Einstein adalah sosok ilmuwan yang terkenal cerdas, sehingga teori dan penemuannya tidak diragukan lagi, walaupun teorinya sempat disangkal para fisikawan papan atas. Dia juga selalau mengedepankan rasionya untuk menanggapi berbagai hal, tidak terkecuali dengan agama, khususnya agama Yahudi dan Katolik. Lahir dari kecerdasan otaknya itulah, akhirnya muncul pembantahan-pembantahan Einstein terhadap Kitab Talmud (Taurat) dan sekaligus Kitab Kanonik (Injil).

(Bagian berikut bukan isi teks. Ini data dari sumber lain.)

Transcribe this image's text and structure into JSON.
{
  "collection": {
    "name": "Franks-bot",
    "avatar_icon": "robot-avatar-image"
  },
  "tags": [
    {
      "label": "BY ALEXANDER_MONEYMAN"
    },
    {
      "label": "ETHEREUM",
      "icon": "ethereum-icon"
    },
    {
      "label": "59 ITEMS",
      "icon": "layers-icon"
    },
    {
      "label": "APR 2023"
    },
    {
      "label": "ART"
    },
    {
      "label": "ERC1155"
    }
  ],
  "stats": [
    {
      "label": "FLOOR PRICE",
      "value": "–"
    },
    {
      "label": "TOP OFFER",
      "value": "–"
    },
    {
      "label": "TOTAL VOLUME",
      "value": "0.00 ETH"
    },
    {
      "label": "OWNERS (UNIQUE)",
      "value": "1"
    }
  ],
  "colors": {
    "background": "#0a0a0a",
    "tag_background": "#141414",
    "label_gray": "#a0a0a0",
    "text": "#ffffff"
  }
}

Berawal dari pembantahan itu, banyak orang yang geram terhadap Einstein, termasuk Vatikan, bahkan sebagian orang menganggap bahwa Eintein adalah seorang ateis, walaupun dia mempercayai adanya Tuhan.

Dalam buku Einstein membantah Taurat dan Injil; Einstein Mati Matanya Dijugil, yang merupakan kelanjutan dari buku Einstein Mencari Tuhan, karya Prof Wisnu Arya Wardhana, telah dijelaskan dengan gamblang sosok Einstein dalam pengembaraannya mencari Tuhan, sejak masih kecil hingga ajal menjemputnya. Untuk menyekat terjadinya kekelanturan, baik dari pihak penulis maupun pembaca, dalam buku ini juga dijejali dengan beberapa ayat Al Quran. Selain itu, juga untuk mempertegas apa yang disampaikan penulis dalam menganalisis.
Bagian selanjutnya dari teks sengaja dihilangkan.